Question asked by Steven Atkinson on Jun 21, 2015

I would like to open a discussion on the complexities of integrating Design into Business.  Every business is very different, be it the industry that the business services and the specific requirements unique to each organisation.  Often systems and working practices have been built up over years and have formed a culture within the organization.  In many cases these systems were developed when the company had different design software and were tweaked to suit the implementation of SolidWorks.  In many cases compromises are made in order to quickly implement and get up and running.


Like any good Quality System, continuous improvement must be the philosophy of every organisation, to ensure that working practices are updated to suit new software enhancements and up-skilling the design teams knowledge via targeted training and education.  Documentation of these practices also is very important to ensure consistency between users, and should form the companies "Code of Practice" implementing SolidWorks Best Practices.

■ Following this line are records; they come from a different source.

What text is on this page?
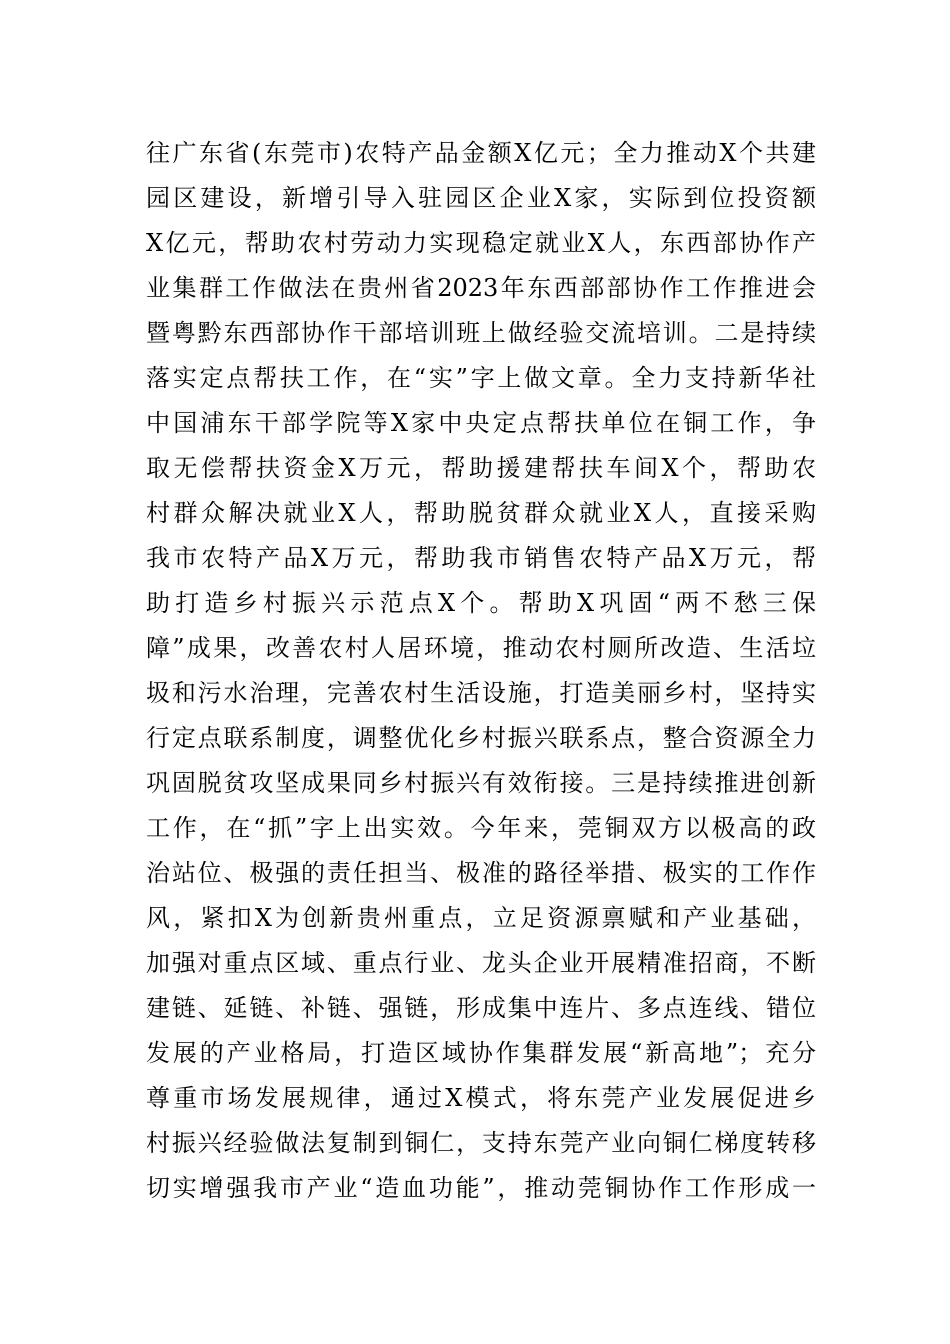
往广东省(东莞市)农特产品金额X亿元；全力推动X个共建
园区建设，新增引导入驻园区企业X家，实际到位投资额
X亿元，帮助农村劳动力实现稳定就业X人，东西部协作产
业集群工作做法在贵州省2023年东西部部协作工作推进会
暨粤黔东西部协作干部培训班上做经验交流培训。二是持续
落实定点帮扶工作，在“实”字上做文章。全力支持新华社
中国浦东干部学院等X家中央定点帮扶单位在铜工作，争
取无偿帮扶资金X万元，帮助援建帮扶车间X个，帮助农
村群众解决就业X人，帮助脱贫群众就业X人，直接采购
我市农特产品X万元，帮助我市销售农特产品X万元，帮
助打造乡村振兴示范点X个。帮助X巩固“两不愁三保
障”成果，改善农村人居环境，推动农村厕所改造、生活垃
圾和污水治理，完善农村生活设施，打造美丽乡村，坚持实
行定点联系制度，调整优化乡村振兴联系点，整合资源全力
巩固脱贫攻坚成果同乡村振兴有效衔接。三是持续推进创新
工作，在“抓”字上出实效。今年来，莞铜双方以极高的政
治站位、极强的责任担当、极准的路径举措、极实的工作作
风，紧扣X为创新贵州重点，立足资源禀赋和产业基础，
加强对重点区域、重点行业、龙头企业开展精准招商，不断
建链、延链、补链、强链，形成集中连片、多点连线、错位
发展的产业格局，打造区域协作集群发展“新高地”；充分
尊重市场发展规律，通过X模式，将东莞产业发展促进乡
村振兴经验做法复制到铜仁，支持东莞产业向铜仁梯度转移
切实增强我市产业“造血功能”，推动莞铜协作工作形成一
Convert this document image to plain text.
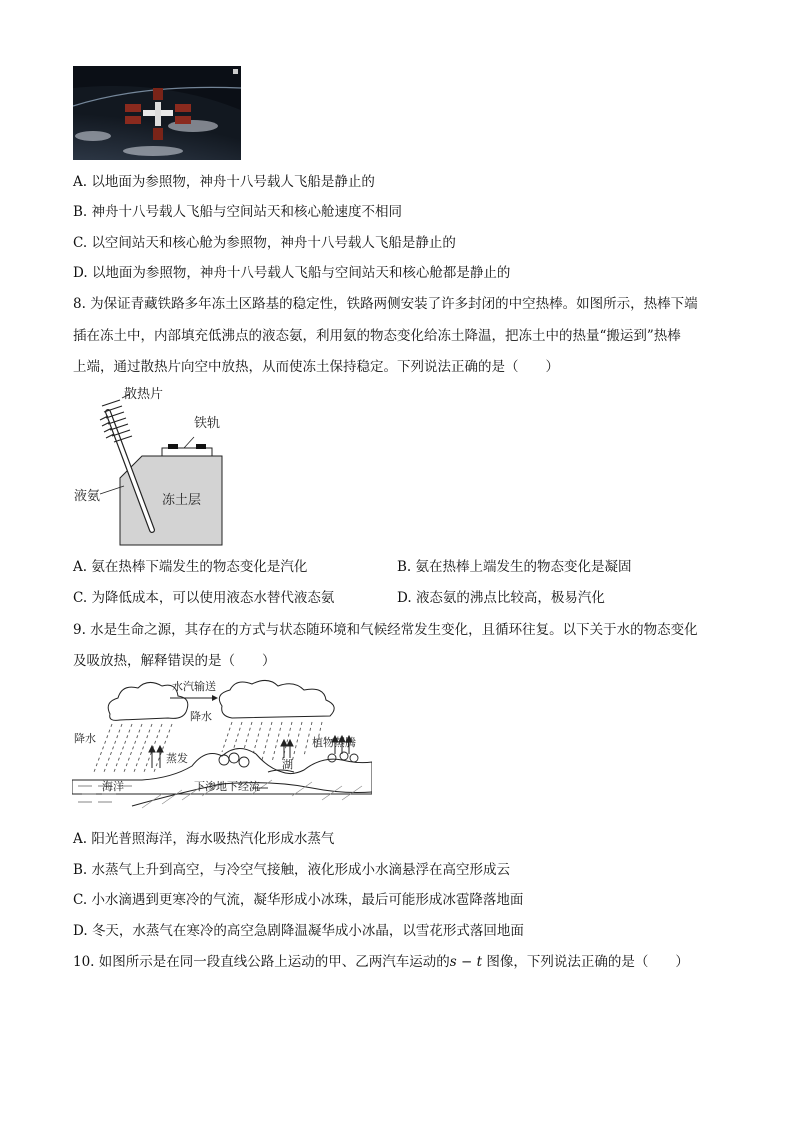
A. 以地面为参照物，神舟十八号载人飞船是静止的
B. 神舟十八号载人飞船与空间站天和核心舱速度不相同
C. 以空间站天和核心舱为参照物，神舟十八号载人飞船是静止的
D. 以地面为参照物，神舟十八号载人飞船与空间站天和核心舱都是静止的
8. 为保证青藏铁路多年冻土区路基的稳定性，铁路两侧安装了许多封闭的中空热棒。如图所示，热棒下端
插在冻土中，内部填充低沸点的液态氨，利用氨的物态变化给冻土降温，把冻土中的热量“搬运到”热棒
上端，通过散热片向空中放热，从而使冻土保持稳定。下列说法正确的是（　　）
散热片
铁轨
液氨	冻土层
A. 氨在热棒下端发生的物态变化是汽化	B. 氨在热棒上端发生的物态变化是凝固
C. 为降低成本，可以使用液态水替代液态氨	D. 液态氨的沸点比较高，极易汽化
9. 水是生命之源，其存在的方式与状态随环境和气候经常发生变化，且循环往复。以下关于水的物态变化
及吸放热，解释错误的是（　　）
水汽输送
降水
降水
蒸发	湖
植物蒸腾
海洋	下渗地下经流
A. 阳光普照海洋，海水吸热汽化形成水蒸气
B. 水蒸气上升到高空，与冷空气接触，液化形成小水滴悬浮在高空形成云
C. 小水滴遇到更寒冷的气流，凝华形成小冰珠，最后可能形成冰雹降落地面
D. 冬天，水蒸气在寒冷的高空急剧降温凝华成小冰晶，以雪花形式落回地面
10. 如图所示是在同一段直线公路上运动的甲、乙两汽车运动的s − t 图像，下列说法正确的是（　　）
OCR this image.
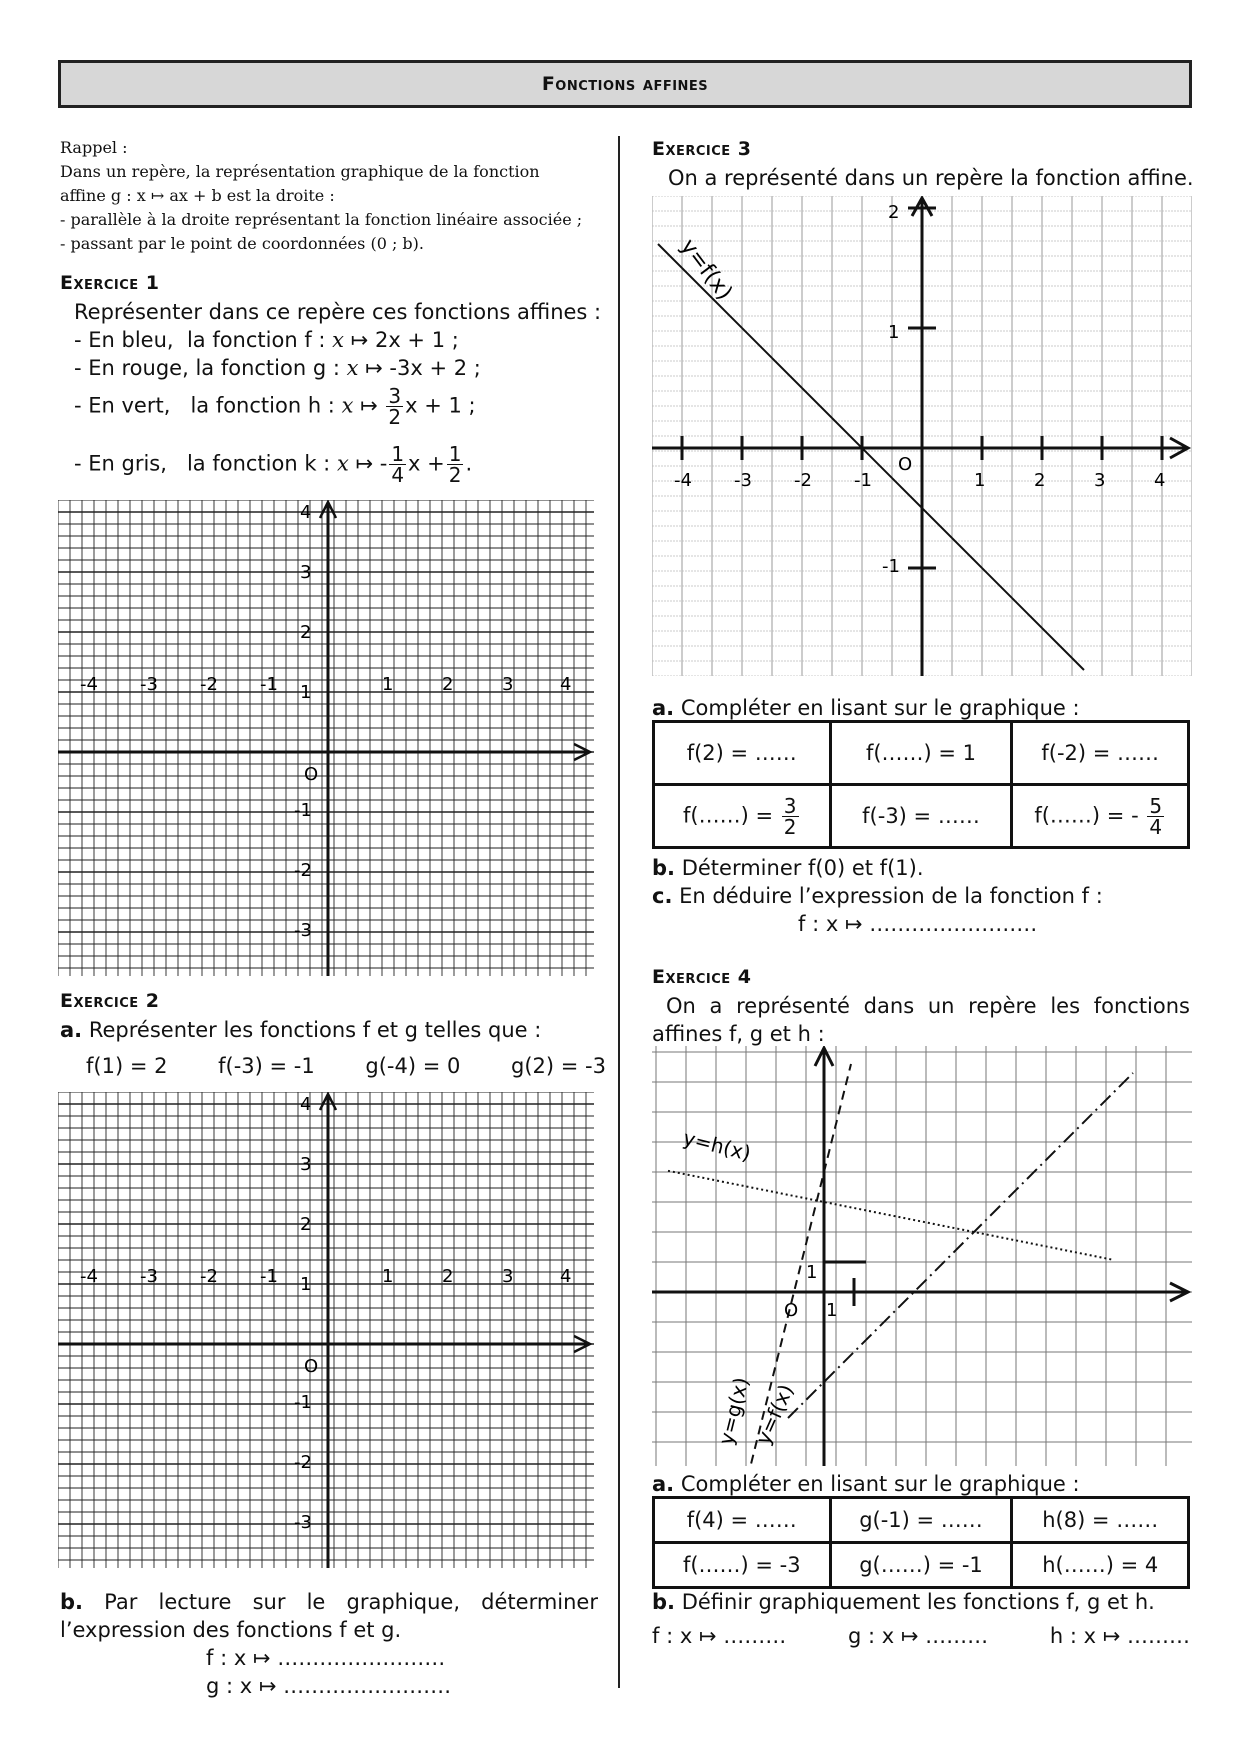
Fonctions affines
Rappel :
Dans un repère, la représentation graphique de la fonction
affine g : x ↦ ax + b est la droite :
- parallèle à la droite représentant la fonction linéaire associée ;
- passant par le point de coordonnées (0 ; b).
Exercice 1
Représenter dans ce repère ces fonctions affines :
- En bleu, la fonction f : x ↦ 2x + 1 ;
- En rouge, la fonction g : x ↦ -3x + 2 ;
- En vert, la fonction h : x ↦ $\frac{3}{2}$ x + 1 ;
- En gris, la fonction k : x ↦ - $\frac{1}{4}$ $x + \frac{1}{2}$ .
-4 -3 -2 -1	1	2	3	4
4
3
2
1
-1
-2
-3
O
Exercice 2
a. Représenter les fonctions f et g telles que :
f(1) = 2 f(-3) = -1 g(-4) = 0 g(2) = -3
-4 -3 -2 -1	1	2	3	4
4
3
2
1
-1
-2
-3
O
b. Par lecture sur le graphique, déterminer
l’expression des fonctions f et g.
f : x ↦ ……………………
g : x ↦ ……………………
Exercice 3
On a représenté dans un repère la fonction affine.
-4 -3 -2 -1	1	2	3	4
2
1
-1
O
y=f(x)
a. Compléter en lisant sur le graphique :
f(2) = ……	f(……) = 1	f(-2) = ……
f(……) = $\frac{3}{2}$	f(-3) = ……	f(……) = - $\frac{5}{4}$
b. Déterminer f(0) et f(1).
c. En déduire l’expression de la fonction f :
f : x ↦ ……………………
Exercice 4
On a représenté dans un repère les fonctions
affines f, g et h :
1
1
O
y=h(x)
y=g(x)
y=f(x)
a. Compléter en lisant sur le graphique :
f(4) = ……	g(-1) = ……	h(8) = ……
f(……) = -3	g(……) = -1	h(……) = 4
b. Définir graphiquement les fonctions f, g et h.
f : x ↦ ………	g : x ↦ ………	h : x ↦ ………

How does one find those skilled individuals which experience in the specific areas your company requires?  Many people can talk the talk when it comes to selling their own skills, and with employment agencies now doing most of the vetting of new employees companies are advertising for, how does one know what criteria they should be asking for if the agency doesn't really understand your business like you do?


Mostly businesses must run leaner than ever before and innovate to stay ahead of the competition.  How can companies do this if the people doing the hiring don't fully understand the business or know the best practices that should be applied to that business?


I see this in every company I visit.  Out of the box solutions and standard implementations completed to quickly to mimic the current system and fit in with the way things have always been done.  Many companies that should be designing top down assemblies are using multi body parts for speed in modelling and having something on-screen for the boss to look at.  People are often being told how to do their job by upper management who do not fully understand the technology and how to best implement and integrate it.


This experience does not come from qualifications or training, it often comes from trial and error and the hunger for continuous improvement and learning new ways of doing things.  It is a catch 22 because the person driving SolidWorks often does not have the opportunity to up-skill their knowledge and try new things and therefore inhibiting their true potential.


Unless you have worked for a company that has a good system already running, you often don't know any better. Just because a system works for one company, doesn't mean it will work for another.  Integration is not simple, as the company must be assessed as a whole, and common sense approaches must be implemented to make things easier for not only the designer, but everyone within the organization.